Drug Use for Grown-Ups
- Book cover
- Author: Carl Hart
- Subject: Recreational drug use, addiction
- Genre: Non-fiction
- Publisher: Penguin Press
- Pages: 304

= Drug Use for Grown-Ups =

2021 book by Carl Hart

Drug Use for Grown-Ups: Chasing Liberty in the Land of Fear is a 2021 book by Columbia University professor Carl Hart. In part a memoir that discusses Hart's own experiences as a heroin user, the book analyzes the science of addiction and advocates recreational drug use as part of the "pursuit of happiness". Hart asserts that “recreational drugs can be used safely to enhance many vital human activities” and bases the claims in his book on decades of research on the behavioral and physiological effects of drugs in humans.

== Reception ==
Drug Use for Grown-Ups received mixed reviews upon its release. Nicholas Cannariato wrote a generally favorable review for NPR that focused on Hart's civil libertarianism and focus on institutional racism. Casey Schwartz writing for the New York Times stated, "when it comes to the legacy of this country’s war on drugs, we should all share his outrage."

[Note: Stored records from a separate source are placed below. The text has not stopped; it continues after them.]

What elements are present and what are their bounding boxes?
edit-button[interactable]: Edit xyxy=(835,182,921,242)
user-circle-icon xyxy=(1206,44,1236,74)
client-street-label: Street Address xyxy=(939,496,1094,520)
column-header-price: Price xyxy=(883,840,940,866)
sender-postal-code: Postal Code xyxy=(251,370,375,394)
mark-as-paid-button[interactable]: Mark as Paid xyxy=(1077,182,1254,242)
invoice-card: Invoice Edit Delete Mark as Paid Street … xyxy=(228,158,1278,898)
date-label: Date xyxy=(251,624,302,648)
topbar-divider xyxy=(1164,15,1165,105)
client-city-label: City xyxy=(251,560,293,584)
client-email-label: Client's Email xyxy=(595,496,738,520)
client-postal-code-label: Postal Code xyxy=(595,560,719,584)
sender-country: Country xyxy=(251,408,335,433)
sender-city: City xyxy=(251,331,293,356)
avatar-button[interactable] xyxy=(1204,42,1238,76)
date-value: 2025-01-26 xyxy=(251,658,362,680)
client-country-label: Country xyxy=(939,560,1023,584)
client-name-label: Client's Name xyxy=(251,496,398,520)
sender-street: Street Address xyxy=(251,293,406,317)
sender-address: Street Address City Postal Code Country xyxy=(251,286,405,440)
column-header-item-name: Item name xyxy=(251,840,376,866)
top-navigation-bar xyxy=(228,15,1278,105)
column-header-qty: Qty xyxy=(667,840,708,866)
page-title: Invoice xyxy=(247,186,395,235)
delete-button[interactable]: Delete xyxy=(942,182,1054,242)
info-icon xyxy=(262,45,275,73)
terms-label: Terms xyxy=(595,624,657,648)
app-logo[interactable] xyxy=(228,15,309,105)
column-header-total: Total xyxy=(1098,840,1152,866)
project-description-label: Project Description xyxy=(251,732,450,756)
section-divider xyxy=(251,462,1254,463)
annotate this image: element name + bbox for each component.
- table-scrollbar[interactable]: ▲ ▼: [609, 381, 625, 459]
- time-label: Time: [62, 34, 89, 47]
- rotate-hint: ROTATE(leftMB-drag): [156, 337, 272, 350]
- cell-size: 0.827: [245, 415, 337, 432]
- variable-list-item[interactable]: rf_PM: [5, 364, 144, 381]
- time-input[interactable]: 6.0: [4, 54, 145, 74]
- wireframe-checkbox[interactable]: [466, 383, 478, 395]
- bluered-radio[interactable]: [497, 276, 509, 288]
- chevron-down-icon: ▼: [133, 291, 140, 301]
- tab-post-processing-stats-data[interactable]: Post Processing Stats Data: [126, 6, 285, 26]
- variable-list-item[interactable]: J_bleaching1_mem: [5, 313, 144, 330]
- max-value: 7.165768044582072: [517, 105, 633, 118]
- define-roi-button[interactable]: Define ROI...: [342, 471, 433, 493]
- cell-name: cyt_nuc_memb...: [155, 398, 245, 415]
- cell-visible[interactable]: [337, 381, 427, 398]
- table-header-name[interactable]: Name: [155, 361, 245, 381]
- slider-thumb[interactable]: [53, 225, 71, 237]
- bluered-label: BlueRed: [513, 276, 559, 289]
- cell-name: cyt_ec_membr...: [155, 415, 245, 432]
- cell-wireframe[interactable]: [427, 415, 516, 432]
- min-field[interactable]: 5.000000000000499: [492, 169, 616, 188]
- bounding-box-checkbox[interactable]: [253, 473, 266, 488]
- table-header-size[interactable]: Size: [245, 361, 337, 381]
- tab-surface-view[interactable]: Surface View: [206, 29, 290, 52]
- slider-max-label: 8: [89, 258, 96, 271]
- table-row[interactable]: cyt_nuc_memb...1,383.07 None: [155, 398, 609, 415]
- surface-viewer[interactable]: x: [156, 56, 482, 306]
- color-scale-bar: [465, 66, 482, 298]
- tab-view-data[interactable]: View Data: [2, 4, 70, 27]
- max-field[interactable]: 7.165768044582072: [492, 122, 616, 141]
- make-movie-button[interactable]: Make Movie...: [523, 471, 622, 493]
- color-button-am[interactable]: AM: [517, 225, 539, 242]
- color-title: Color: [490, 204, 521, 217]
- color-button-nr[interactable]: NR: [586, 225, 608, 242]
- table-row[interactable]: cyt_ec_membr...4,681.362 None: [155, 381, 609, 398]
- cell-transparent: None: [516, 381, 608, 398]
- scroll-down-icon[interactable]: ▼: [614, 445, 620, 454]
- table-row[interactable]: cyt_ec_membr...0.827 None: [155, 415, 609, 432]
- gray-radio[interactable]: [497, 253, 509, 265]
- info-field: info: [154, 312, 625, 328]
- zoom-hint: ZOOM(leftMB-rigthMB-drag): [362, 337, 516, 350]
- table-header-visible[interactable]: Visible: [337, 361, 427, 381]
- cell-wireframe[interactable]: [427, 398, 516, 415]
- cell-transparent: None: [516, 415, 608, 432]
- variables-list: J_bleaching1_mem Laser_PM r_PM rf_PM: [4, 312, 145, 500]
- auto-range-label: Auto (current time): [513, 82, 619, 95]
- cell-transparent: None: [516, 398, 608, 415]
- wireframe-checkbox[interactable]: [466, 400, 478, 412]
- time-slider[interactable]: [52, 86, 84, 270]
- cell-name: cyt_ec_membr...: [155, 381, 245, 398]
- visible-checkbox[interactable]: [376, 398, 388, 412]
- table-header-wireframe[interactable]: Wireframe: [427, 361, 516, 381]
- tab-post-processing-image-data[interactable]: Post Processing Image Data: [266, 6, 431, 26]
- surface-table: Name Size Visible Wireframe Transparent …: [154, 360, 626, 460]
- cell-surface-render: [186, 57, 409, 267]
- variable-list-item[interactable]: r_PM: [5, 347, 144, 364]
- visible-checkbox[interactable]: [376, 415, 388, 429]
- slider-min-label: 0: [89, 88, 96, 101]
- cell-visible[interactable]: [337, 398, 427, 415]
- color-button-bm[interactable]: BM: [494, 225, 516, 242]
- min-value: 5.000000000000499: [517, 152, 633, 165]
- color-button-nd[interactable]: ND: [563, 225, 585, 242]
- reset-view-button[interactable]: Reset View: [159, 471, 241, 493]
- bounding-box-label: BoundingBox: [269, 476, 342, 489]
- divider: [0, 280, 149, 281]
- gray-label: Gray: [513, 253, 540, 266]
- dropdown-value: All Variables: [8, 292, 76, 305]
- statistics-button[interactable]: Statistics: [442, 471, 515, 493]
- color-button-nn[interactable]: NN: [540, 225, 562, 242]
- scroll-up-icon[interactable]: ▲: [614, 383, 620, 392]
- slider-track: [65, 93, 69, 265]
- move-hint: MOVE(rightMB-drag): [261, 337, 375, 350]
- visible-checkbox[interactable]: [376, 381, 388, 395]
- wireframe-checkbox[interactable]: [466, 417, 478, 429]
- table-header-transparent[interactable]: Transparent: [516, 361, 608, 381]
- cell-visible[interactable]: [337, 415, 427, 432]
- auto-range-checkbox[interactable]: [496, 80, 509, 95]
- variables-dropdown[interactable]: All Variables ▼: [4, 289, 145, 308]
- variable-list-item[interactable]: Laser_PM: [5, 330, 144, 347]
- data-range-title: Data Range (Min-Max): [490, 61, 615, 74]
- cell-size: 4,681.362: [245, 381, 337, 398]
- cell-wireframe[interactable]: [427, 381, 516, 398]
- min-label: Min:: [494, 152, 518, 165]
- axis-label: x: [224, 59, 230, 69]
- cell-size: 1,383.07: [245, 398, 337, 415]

The Los Angeles Review of Books gave the book a mixed review, supporting Hart's conclusions on drug liberalization and yet opposing his "cherry picking" of evidence: "[It] is good drug policy based on bad rhetoric." City Journal similarly argued that Hart ignores evidence in the book, instead focusing primarily on "personal anecdote". Michael Shellenberger intensely criticized Hart's work in his 2021 book San Fransicko.